Prep 15 mins
Cook 30 mins
A nice roasted cabbage that becomes a warm salad when using the balsamic vinegar option. **Two cutting options provided both tend to want to separate just because it is cabbage.
- 1 head green cabbage
- 44.37 ml olive oil
- 4.92 ml salt
- 4.92 ml sugar
- 1.23 ml pepper
- 9.85 ml balsamic vinegar (optional)
- Pre-heat oven to 425°F.
- Combine salt, pepper, and sugar in small bowl. Set aside.
- **Cutting option 1- Quarter cabbage through core and cut each quarter in to 1-inch wedges, leaving core intact. You'll have about 16 wedges.
- **Cutting option 2- Slice into 1-inch-thick rounds, leaving core in to help hold it together.
- Brush a rimmed baking sheet with 1 tablespoon olive oil.
- Arrange cabbage in single layer on baking sheet and brush with remaining 2 tablespoons olive oil. Sprinkle with salt mixture.
- Roast until cabbage is tender and edges are golden, 25 to 35 minutes.
- Sprinkle hot cabbage with balsamic vinegar if using.
So I tried this recipe thinking I'd give cabbage another chance - and I'm glad I did! Roasting is definitely the way to go with cabbage and the balsamic makes it even better. Why don't more people know about this? I cut it in wedges but next time I think I'll cut in circles to make for a more even roasting/seasoning. Thanks for the post!

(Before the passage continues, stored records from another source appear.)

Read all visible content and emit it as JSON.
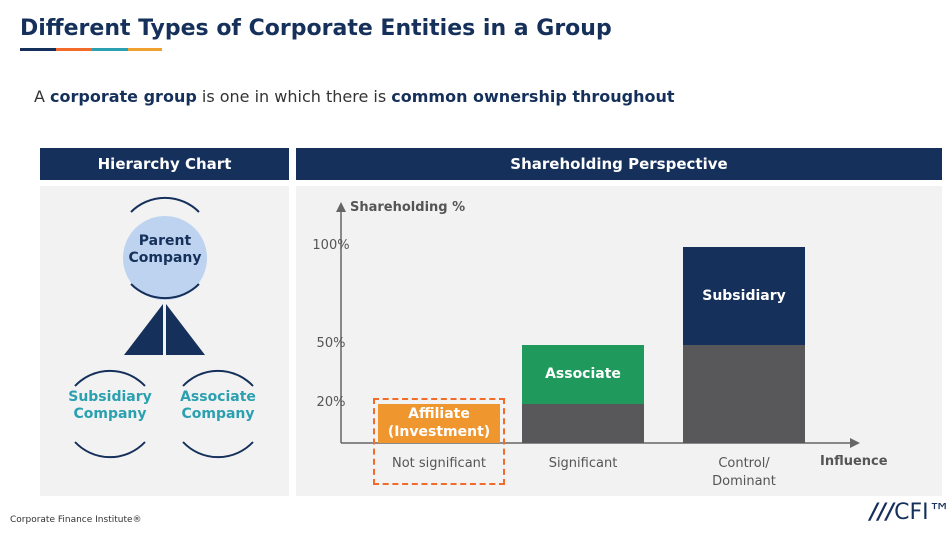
{
  "title": "Different Types of Corporate Entities in a Group",
  "accent_colors": [
    "#15305a",
    "#f26b2b",
    "#2aa0b0",
    "#f0a030"
  ],
  "subtitle": {
    "pre": "A ",
    "b1": "corporate group",
    "mid": " is one in which there is ",
    "b2": "common ownership throughout"
  },
  "hierarchy": {
    "header": "Hierarchy Chart",
    "parent": "Parent Company",
    "subsidiary": "Subsidiary Company",
    "associate": "Associate Company"
  },
  "shareholding": {
    "header": "Shareholding Perspective"
  },
  "chart_data": {
    "type": "bar",
    "ylabel": "Shareholding %",
    "xlabel": "Influence",
    "ylim": [
      0,
      100
    ],
    "yticks": [
      "20%",
      "50%",
      "100%"
    ],
    "ytick_values": [
      20,
      50,
      100
    ],
    "categories": [
      "Not significant",
      "Significant",
      "Control/ Dominant"
    ],
    "bars": [
      {
        "label": "Affiliate (Investment)",
        "base": 0,
        "top": 20,
        "color": "#f0962e",
        "dashed_outline": true
      },
      {
        "label": "",
        "base": 0,
        "top": 20,
        "color": "#58585b"
      },
      {
        "label": "Associate",
        "base": 20,
        "top": 50,
        "color": "#1f9a5c"
      },
      {
        "label": "",
        "base": 0,
        "top": 50,
        "color": "#58585b"
      },
      {
        "label": "Subsidiary",
        "base": 50,
        "top": 100,
        "color": "#15305a"
      }
    ],
    "bar_category_index": [
      0,
      1,
      1,
      2,
      2
    ]
  },
  "footer": "Corporate Finance Institute®",
  "logo": "CFI™"
}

Definitely would make this again. My kind of recipe-tasty, uses oven, and simple. I did put balsamic vinegar on for sure as I have some excellent aged balsamic-we even packed in our suitcase-didn't buy wine but bought vinegar. LOL! Thanks Debbwl for sharing.
Tasted geat and was easy to throw together. I did have a little trouble with the outsides burning and the inside needing to cook longer, but sometimes I think my oven gets hotter than it should. Will be using this again! Made for ZWT 7.